Reinforcement learning (RL) is gaining popularity as an effective approach for traffic signal control (TSC) and is increasingly applied in this domain. However, most existing RL methodologies are confined to a single-stage TSC framework, primarily focusing on selecting an appropriate traffic signal phase at fixed action intervals, leading to inflexible and less adaptable phase durations. To address such limitations, we introduce a novel two-stage TSC framework named DynamicLight. This framework initiates with a phase control strategy responsible for determining the optimal traffic phase, followed by a duration control strategy tasked with determining the corresponding phase duration. Experimental results show that DynamicLight outperforms state-of-the-art TSC models and exhibits exceptional model generalization capabilities. Additionally, the robustness and potential for real-world implementation of DynamicLight are further demonstrated and validated through various DynamicLight variants. The code is released at https://github.com/LiangZhang1996/DynamicLight.
Paper Structure (41 sections, 6 equations, 5 figures, 12 tables, 1 algorithm)
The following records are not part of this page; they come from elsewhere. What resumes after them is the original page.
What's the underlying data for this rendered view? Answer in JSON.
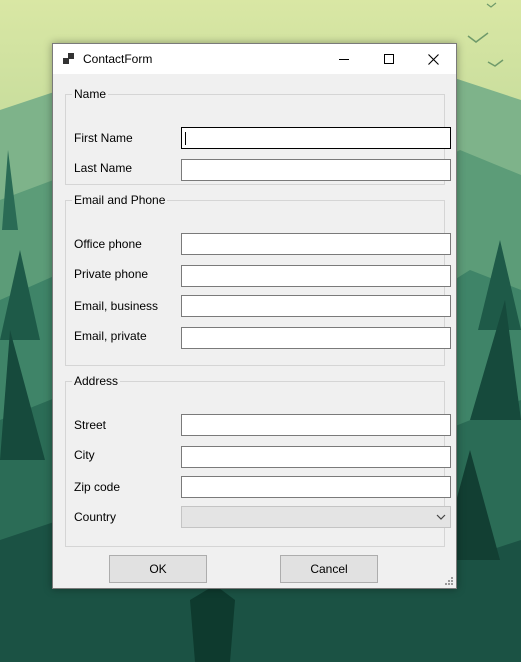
{
  "window": {
    "title": "ContactForm"
  },
  "name_group": {
    "legend": "Name",
    "first_name_label": "First Name",
    "first_name_value": "",
    "last_name_label": "Last Name",
    "last_name_value": ""
  },
  "contact_group": {
    "legend": "Email and Phone",
    "office_phone_label": "Office phone",
    "office_phone_value": "",
    "private_phone_label": "Private phone",
    "private_phone_value": "",
    "email_business_label": "Email, business",
    "email_business_value": "",
    "email_private_label": "Email, private",
    "email_private_value": ""
  },
  "address_group": {
    "legend": "Address",
    "street_label": "Street",
    "street_value": "",
    "city_label": "City",
    "city_value": "",
    "zip_label": "Zip code",
    "zip_value": "",
    "country_label": "Country",
    "country_value": ""
  },
  "buttons": {
    "ok": "OK",
    "cancel": "Cancel"
  },
  "icons": {
    "app": "app-icon",
    "minimize": "minimize-icon",
    "maximize": "maximize-icon",
    "close": "close-icon",
    "dropdown": "chevron-down-icon",
    "resize": "resize-grip-icon"
  }
}
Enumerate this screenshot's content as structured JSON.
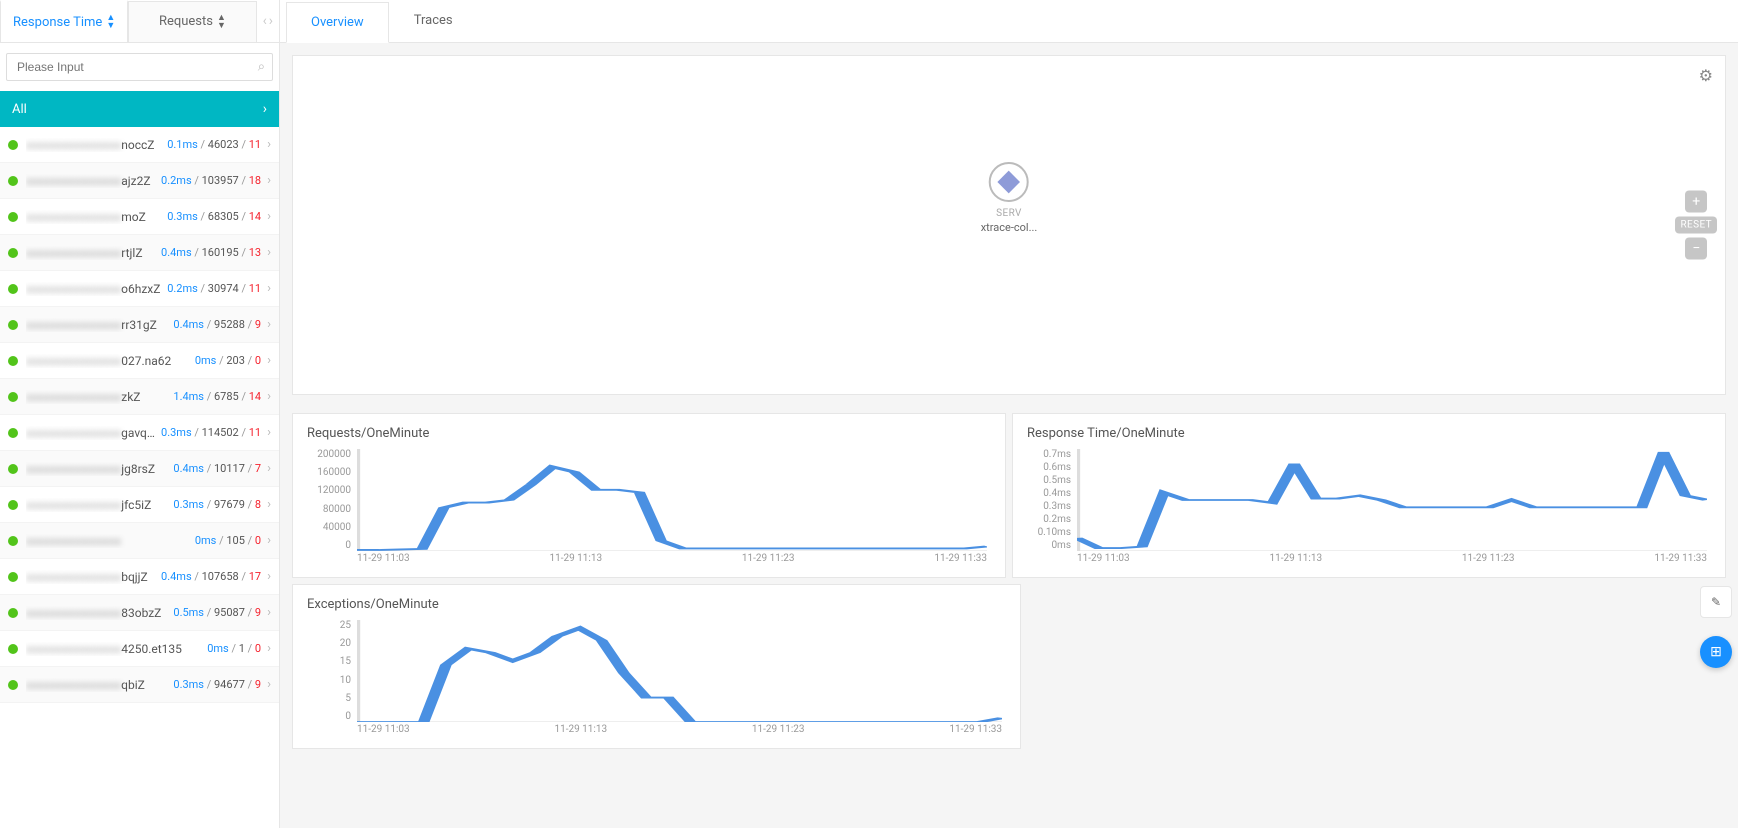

This paper contains 41 sections, 6 equations, 5 figures, 12 tables, 1 algorithm.

Figures (5)

  • Figure 1: Illustration of a standard intersection structure with four entry and four exit approaches (East, West, South, and North), each featuring three types of lanes (left, straight, and right). Subfigures depict (b) traffic movement signals, (c) signal phases, and (d) state representations for a comprehensive overview.
  • Figure 2: Overview architecture of DynamicLight. (a) The TSC environment facilitates DynamicLight by providing state representations $\mathcal{S}$, executing received actions $\langle a^p, a^d\rangle$, and generating new states $\mathcal{S}^{\prime}$ and rewards $r$. It serves as the essential interface for interaction, enabling the seamless flow of information and feedback between the agent and its environment. These transition tuples $\langle\mathcal{S}, a^p, a^d, r, \mathcal{S}^{\prime} \rangle$ at an intersection are collected as the replay memory. (b) Feature fusion involves acquiring states from the environment and embedding them into lane features. Subsequently, the lane features undergo phase feature fusion through a multi-head self-attention (MHA) mechanism. (c) Phase control utilizes phase features as inputs and employs a deep network to approximate the Q-values. (d) Duration control selects the phase feature corresponding to the predicted phase action in (c) and embeds it to predict the Q-values. The phase action and duration action are determined using argmax operation. Note that the networks in (b) and (c) are updated with mini-batches $\langle\mathcal{S}, a^p, r, \mathcal{S}^{\prime}\rangle$ from the replay memory. Similarly, the networks in (b) and (d) are updated with mini-batches $\langle \mathcal{S}, a^d, r, \mathcal{S}^{\prime}\rangle$.
  • Figure 3: Visual depiction of the number of vehicle entries in both real-world and synthetic datasets.
  • Figure 4: Performance comparison of DynamicLight variants (ATT in seconds).
  • Figure 5: (a) Illustration of three different intersection topologies. (b) Performance comparison of DynamicLight variants with baseline models. (c) Comparison of ATT ratio on synthetic datasets, the error bars represent a 95% confidence interval for ATT ratio.